Ausgangspunkt seiner Überlegungen ist die insolvenzrechtliche Unterscheidung zwischen mitgliedschaftlichen Rechten der Gesellschafter, die gem. § 199 Satz 2 InsO in der Verteilungsfolge im letzten Rang zu bedienen sind und Drittgläubigerrechten im regulären Rang des § 38 InsO. Kapitalmarktrechtliche Schadensersatzansprüche seien dabei nicht als Drittgläubigerrechte einzuordnen. Vielmehr sei die erfolgte Übernahme einer Aktionärsstellung auch dann beachtlich, wenn die Investitionsentscheidung täuschungsbedingt erfolgte. Es sei nämlich schon nicht ersichtlich, auf welcher Grundlage eine Außerachtlassung der Gesellschafterstellung zu erfolgen habe. Die Anleger machten Ansprüche geltend, die auf ihrer Aktionärsstellung beruhten, zumal ein Schadensersatzanspruch aus kapitalmarktrechtlicher Informationshaftung ohne zumindest zeitweiliges Halten des Finanzinstruments nicht vorstellbar sei.

Dem von der BGH-Rechtsprechung insbesondere im Fall EM.TV anerkannten Vorrang der kapitalmarktrechtlichen Informationshaftung vor dem aktienrechtlichen Kapitalschutz misst das LG München I dabei keine Bedeutung zu, weil er nur für die werbende Gesellschaft gelte, nicht aber im Insolvenzfall. Mit dürren Worten wischt das LG München I auch eine Relevanz des von den Verfassern in dieser Zeitschrift angeführten Hinweisbeschlusses des II. Zivilsenats vom 29.5.2006 vom Tisch, der übrigens jüngst vom IX. Zivilsenat vollinhaltlich bestätigt wurde.
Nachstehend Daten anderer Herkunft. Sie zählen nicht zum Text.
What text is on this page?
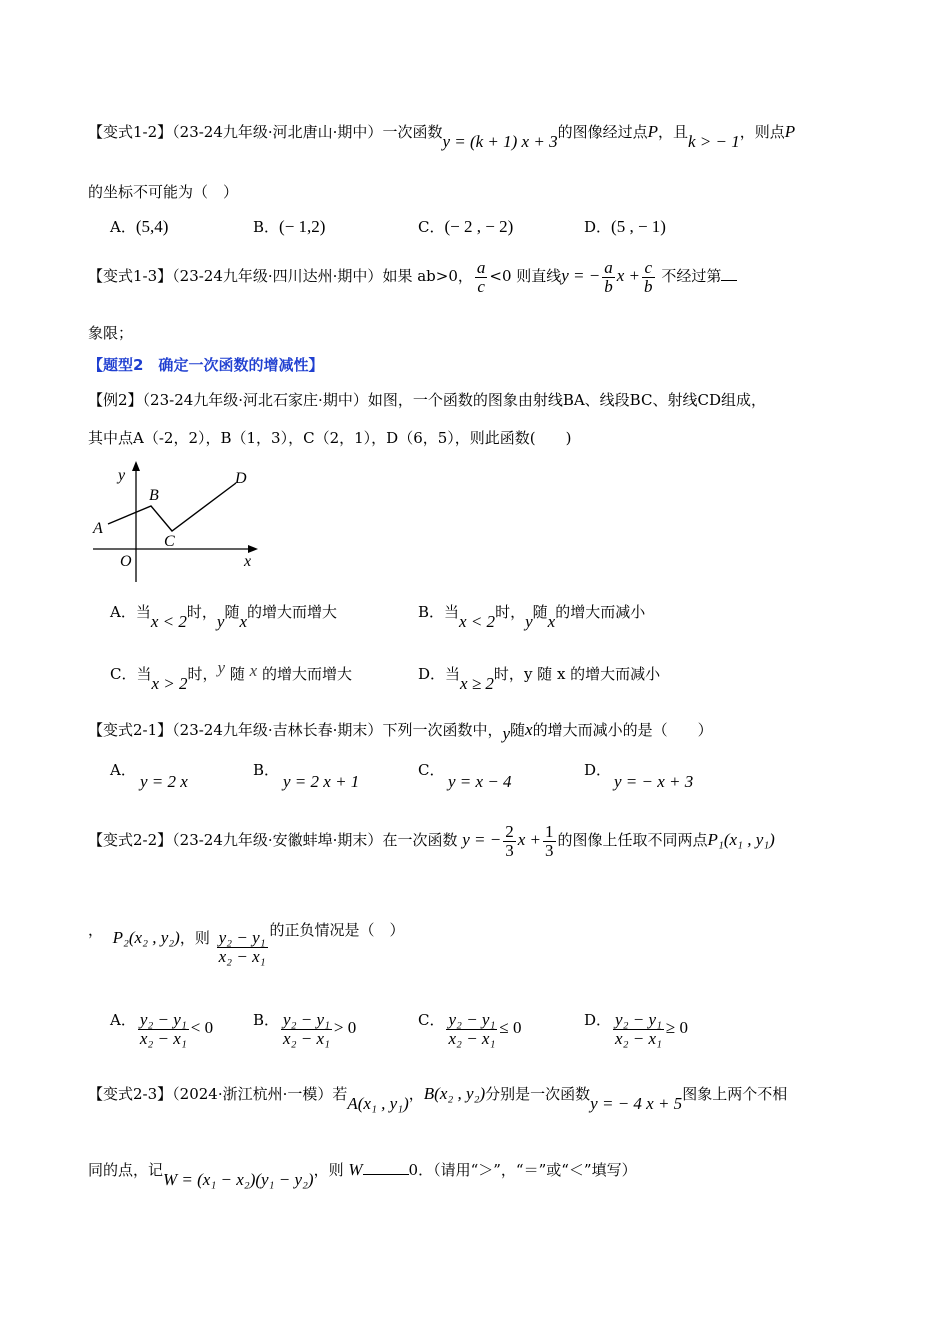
【变式1-2】（23-24九年级·河北唐山·期中）一次函数y = (k + 1) x + 3的图像经过点P，且k > − 1，则点P
的坐标不可能为（　）
A．(5,4)	B．(− 1,2)	C．(− 2 , − 2)	D．(5 , − 1)
【变式1-3】（23-24九年级·四川达州·期中）如果 ab>0， $\frac{a}{c} <0$ 则直线y = − $\frac{a}{b}$ $x + \frac{c}{b}$ 不经过第
象限；
【题型2　确定一次函数的增减性】
【例2】（23-24九年级·河北石家庄·期中）如图，一个函数的图象由射线BA、线段BC、射线CD组成，
其中点A（-2，2），B（1，3），C（2，1），D（6，5），则此函数(　　)
y
x
O
A
B
C
D
A．当x < 2时，y随x的增大而增大	B．当x < 2时，y随x的增大而减小
C．当x > 2时，y 随 x 的增大而增大	D．当x ≥ 2时，y 随 x 的增大而减小
【变式2-1】（23-24九年级·吉林长春·期末）下列一次函数中，y随x的增大而减小的是（　　）
A．
y = 2 x
B．
y = 2 x + 1
C．
y = x − 4
D．
y = − x + 3
【变式2-2】（23-24九年级·安徽蚌埠·期末）在一次函数 y = − $\frac{2}{3}$ $x + \frac{1}{3}$ 的图像上任取不同两点P₁(x₁ , y₁)
， P₂(x₂ , y₂)，则 $\frac{\text{y₂ − y₁}}{\text{x₂ − x₁}}$ 的正负情况是（　）
A． $\frac{\text{y₂ − y₁}}{\text{x₂ − x₁}} < 0$	B． $\frac{\text{y₂ − y₁}}{\text{x₂ − x₁}} > 0$	C． $\frac{\text{y₂ − y₁}}{\text{x₂ − x₁}} \le 0$	D． $\frac{\text{y₂ − y₁}}{\text{x₂ − x₁}} \ge 0$
【变式2-3】（2024·浙江杭州·一模）若A(x₁ , y₁)，B(x₂ , y₂)分别是一次函数y = − 4 x + 5图象上两个不相
同的点，记W = (x₁ − x₂)(y₁ − y₂)，则 W	0．（请用“＞”，“＝”或“＜”填写）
Der II. Zivilsenat habe zwar entschieden, dass sich eine vertragliche Nachrangklausel in Genussrechtsbedingungen nicht auf Schadensersatzansprüche beziehe, mit denen die Anleger geltend machen, täuschungsbedingt zur Übernahme der Anlage bewogen worden zu sein. Da es insoweit jedoch um eine Fremdkapitalinvestition gegangen sei, folge daraus nichts für die im Fall Wirecard streitgegenständliche Aktionärsbeteiligung.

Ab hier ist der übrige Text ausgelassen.